Although the commonly used mode rates differ between South Korea and Spain (PCV vs. VCV), the choice of mode is unlikely to affect mortality. Short-acting analgesics and sedatives were preferred after the issuance in 2013 of the Pain, Agitation, and Delirium (PAD) guidelines [8] and the preference for light sedation is related to the ease of awakening. The proportion of patients using SBT at the first attempt was 31.1% in 2016, which is lower than 89.2% in the 2010 cohort. This was likely a result of the absence of specialized teams and a standardized protocol for weaning. However, the high proportion of weaning by decreasing the support level might be associated with the use of different definitions for the beginning of weaning. Light sedation could result in a change from pressure control to pressure support and a decrease of the support level early in the ICU stay.
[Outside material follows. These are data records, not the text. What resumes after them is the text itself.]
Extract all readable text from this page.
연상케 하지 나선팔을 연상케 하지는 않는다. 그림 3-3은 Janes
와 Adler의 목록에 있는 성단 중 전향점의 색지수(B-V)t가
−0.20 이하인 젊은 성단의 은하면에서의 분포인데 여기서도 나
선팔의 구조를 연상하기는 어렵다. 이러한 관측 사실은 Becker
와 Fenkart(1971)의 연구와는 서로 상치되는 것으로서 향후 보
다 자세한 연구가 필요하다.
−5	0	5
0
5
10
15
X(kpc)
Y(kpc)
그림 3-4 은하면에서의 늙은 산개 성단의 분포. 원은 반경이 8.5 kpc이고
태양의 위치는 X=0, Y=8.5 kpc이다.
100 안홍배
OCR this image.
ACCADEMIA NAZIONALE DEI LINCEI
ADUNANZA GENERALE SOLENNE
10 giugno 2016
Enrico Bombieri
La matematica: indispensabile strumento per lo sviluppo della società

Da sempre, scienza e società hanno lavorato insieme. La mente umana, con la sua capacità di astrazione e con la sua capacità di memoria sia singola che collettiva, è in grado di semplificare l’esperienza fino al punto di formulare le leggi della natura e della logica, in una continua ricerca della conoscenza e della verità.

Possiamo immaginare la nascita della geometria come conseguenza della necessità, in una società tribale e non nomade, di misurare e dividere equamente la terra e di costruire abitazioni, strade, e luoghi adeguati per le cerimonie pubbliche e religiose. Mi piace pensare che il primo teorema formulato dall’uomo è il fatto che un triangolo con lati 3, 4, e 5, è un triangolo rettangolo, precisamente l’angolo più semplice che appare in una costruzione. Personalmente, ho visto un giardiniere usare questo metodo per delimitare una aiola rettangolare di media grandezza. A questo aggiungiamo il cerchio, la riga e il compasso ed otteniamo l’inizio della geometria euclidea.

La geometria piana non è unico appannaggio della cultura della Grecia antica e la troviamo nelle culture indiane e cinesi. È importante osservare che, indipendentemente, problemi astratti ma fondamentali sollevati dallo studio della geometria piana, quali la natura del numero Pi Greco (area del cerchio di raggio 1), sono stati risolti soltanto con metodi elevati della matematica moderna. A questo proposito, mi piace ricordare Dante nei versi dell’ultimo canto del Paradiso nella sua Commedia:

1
A limitation of the study of Sim et al. [7] is the small number of patients compared to the number of participating ICUs. The small number of patients and missing data hamper the comparison of mortality rates, as noted by the authors.

The low rate of compliance with lung protection strategies (high tidal volume and low PEEP in both cohorts) in patients with acute respiratory distress syndrome (ARDS) suggests that compliance with lung protection strategies requires attention, despite the low rate of ARDS in both cohorts.

In summary, Sim et al. [7] show the evolution of the management of mechanically ventilated patients in South Korea over 6 years. Better control of pain and agitation and increased use of active awakening attempts indicate improvements in intensive care. Finally, organizational practices such asweaning protocol and interdisciplinary meetings may promote the cessation of mechanical ventilation and improve survival.

Notes

No potential conflict of interest relevant to this article was reported.